I still am amazed we were lucky (blessed) enough to have President Bush for eight whole years and I hope the rest of his life is good. I disliked his big-government policies, but I respect him a great deal and am not looking forward to having a new president who is wobbly and inexperienced on some things and on others firmly set on courses that will be very, very bad for our country long-term.

Finally, the current financial crisis is something we all share responsibility for. It has been building for decades and warned about thousands of times. The problems come from a combination of programs trying to fix things by throwing money at problems, laws trying to regulate things to make them safer and less risky and/or more fair, and a general (natural) human desire to get fun stuff before the right time. The government can fix its share of the problem by allowing citizens more freedom (and thus opportunity), by not trying to "make" fairness happen, and by not trying to solve every problem for everyone. Then it is up to us, The People of the United States, to work on our own problems with the tools we have, which are many.

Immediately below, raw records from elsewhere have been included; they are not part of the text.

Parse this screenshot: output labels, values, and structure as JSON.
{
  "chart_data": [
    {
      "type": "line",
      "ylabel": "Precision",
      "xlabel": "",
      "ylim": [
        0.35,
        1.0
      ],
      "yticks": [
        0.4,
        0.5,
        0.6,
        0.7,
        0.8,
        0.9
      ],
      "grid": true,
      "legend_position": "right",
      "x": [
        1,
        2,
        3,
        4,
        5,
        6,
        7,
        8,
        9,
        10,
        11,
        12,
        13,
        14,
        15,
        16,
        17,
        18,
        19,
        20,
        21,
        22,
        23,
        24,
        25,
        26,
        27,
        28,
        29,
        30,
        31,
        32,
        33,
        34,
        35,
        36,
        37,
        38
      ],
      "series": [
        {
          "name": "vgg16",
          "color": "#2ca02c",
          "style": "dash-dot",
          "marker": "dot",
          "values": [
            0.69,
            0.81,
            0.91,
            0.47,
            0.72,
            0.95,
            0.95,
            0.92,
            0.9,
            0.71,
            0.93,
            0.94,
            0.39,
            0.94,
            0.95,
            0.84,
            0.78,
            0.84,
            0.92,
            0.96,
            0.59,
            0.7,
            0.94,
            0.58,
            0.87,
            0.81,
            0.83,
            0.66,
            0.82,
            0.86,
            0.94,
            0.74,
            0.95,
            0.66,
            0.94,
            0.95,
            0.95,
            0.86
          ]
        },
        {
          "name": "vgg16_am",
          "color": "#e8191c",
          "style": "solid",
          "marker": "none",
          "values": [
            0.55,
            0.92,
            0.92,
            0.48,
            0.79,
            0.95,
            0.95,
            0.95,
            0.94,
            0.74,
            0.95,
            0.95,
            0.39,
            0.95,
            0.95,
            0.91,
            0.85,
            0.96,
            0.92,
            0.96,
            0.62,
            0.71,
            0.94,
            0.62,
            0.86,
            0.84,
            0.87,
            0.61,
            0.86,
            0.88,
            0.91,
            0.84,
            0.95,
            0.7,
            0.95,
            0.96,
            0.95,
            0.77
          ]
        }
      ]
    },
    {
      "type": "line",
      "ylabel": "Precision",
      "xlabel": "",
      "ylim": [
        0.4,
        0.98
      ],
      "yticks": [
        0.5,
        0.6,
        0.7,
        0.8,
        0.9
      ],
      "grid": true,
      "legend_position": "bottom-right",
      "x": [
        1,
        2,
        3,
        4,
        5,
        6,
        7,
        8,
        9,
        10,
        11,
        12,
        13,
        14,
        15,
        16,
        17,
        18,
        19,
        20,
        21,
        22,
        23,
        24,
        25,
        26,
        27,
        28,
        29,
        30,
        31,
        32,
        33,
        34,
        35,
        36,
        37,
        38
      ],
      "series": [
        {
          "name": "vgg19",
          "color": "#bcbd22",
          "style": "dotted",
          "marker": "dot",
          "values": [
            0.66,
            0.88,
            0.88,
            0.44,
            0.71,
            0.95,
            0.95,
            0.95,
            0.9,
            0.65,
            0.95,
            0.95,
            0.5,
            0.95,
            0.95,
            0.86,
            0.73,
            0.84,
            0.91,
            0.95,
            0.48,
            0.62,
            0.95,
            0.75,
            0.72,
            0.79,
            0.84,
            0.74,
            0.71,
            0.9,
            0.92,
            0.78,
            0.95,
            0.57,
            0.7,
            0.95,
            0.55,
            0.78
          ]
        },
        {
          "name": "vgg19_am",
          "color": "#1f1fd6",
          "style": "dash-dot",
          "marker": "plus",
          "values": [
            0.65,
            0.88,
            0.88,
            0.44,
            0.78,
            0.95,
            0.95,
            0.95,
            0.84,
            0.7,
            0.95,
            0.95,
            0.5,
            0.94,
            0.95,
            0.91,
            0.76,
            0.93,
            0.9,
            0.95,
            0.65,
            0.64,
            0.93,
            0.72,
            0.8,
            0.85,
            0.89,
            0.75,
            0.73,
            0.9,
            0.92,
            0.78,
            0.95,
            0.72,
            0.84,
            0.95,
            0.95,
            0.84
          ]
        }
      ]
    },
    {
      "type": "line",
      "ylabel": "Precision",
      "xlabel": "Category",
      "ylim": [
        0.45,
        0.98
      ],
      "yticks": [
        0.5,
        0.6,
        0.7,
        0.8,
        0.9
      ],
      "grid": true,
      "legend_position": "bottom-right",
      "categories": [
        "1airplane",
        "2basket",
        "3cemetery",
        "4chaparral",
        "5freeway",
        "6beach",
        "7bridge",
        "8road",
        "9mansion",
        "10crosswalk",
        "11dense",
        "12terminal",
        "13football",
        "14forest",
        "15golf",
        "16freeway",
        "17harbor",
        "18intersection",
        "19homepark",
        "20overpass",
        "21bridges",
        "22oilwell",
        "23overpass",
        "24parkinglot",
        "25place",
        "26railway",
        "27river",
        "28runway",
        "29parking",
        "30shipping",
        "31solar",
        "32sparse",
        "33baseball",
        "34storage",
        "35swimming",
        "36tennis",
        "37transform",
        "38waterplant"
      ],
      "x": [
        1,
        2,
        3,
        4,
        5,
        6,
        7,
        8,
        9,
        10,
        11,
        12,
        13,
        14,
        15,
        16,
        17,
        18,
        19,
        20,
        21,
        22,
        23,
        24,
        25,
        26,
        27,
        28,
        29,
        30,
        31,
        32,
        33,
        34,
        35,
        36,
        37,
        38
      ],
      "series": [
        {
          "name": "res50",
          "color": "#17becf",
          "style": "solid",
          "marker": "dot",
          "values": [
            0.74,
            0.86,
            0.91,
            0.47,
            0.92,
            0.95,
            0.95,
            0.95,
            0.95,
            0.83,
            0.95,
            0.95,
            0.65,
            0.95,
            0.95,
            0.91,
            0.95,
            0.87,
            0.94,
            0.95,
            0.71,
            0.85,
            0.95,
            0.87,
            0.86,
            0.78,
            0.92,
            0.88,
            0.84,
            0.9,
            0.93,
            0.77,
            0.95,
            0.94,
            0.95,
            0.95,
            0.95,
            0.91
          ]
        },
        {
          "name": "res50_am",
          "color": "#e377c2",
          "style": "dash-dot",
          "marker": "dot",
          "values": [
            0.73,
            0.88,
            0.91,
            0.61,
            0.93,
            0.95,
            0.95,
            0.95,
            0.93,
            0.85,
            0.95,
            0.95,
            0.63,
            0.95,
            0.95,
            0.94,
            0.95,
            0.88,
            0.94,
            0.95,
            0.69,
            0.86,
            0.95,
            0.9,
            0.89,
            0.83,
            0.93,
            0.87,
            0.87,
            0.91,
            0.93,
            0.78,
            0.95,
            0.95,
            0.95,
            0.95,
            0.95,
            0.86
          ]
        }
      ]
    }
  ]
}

Most of my readers are horse people. Hay prices have gone dramatically up in recent years. The price spikes are actually quite predictable (and have been predicted many times) due to policies that started during the Great Depression and that have gotten more involved over time. Farmers in our country produce a great deal of the world's food - in fact, America produces 25% of the world's GDP every year! However, being either a small family farmer or a big farmer in this country presents many, many challeges. Meat and dairy inspection laws in most states favor only the large producer, such that a $500,000 state-of-the art slaughter plant would be required if a family wanted to sell 20 chickens a year to their neighbors, already processed. The laws could be modified so that farms could produce and process meat (and dairy) just as hygienically in a clean room with stainless steel and concretee and good refrigeration. However, the tangled bunch of laws keep getting more tangled. When the powers that be decide that too many farmers are planting corn in a year, thus bringing the price down, the government will PAY some farmers NOT to plant corn. Huh? What is with that? As a result of all the tinkering by the USDA and other buraucracies, milk prices paid to dairy farmers have stayed almost the same as in the 50s. Everything else went way up, though, so farmers now have a very, very small margin of profit on each cow, and must have thousands rather than dozens of cows, and feed antibiotics and growth hormones to try to get slightly more profit out of the cow before she dies at 4 or 5. If the government had not been messing with the market economy in farming, we would be paying a lot less taxes, but quite a bit more at the grocery store. However, the food we bought would be from farmers who were actually earning a living most years and who were able to raise the food in a healthy manner with far less pollution, chemicals, and environmental impact. We all want that, but we keep electing people who make laws that take us farther and farther away from any chance of that. Hmm.

Below are various random links:

Anyway, enough with the ranting now and thanks if you managed to read it all! I'll get back to planting wheat and playing with the horses. Hopefully I can do a more fun post about The Spoiled Ones tomorrow.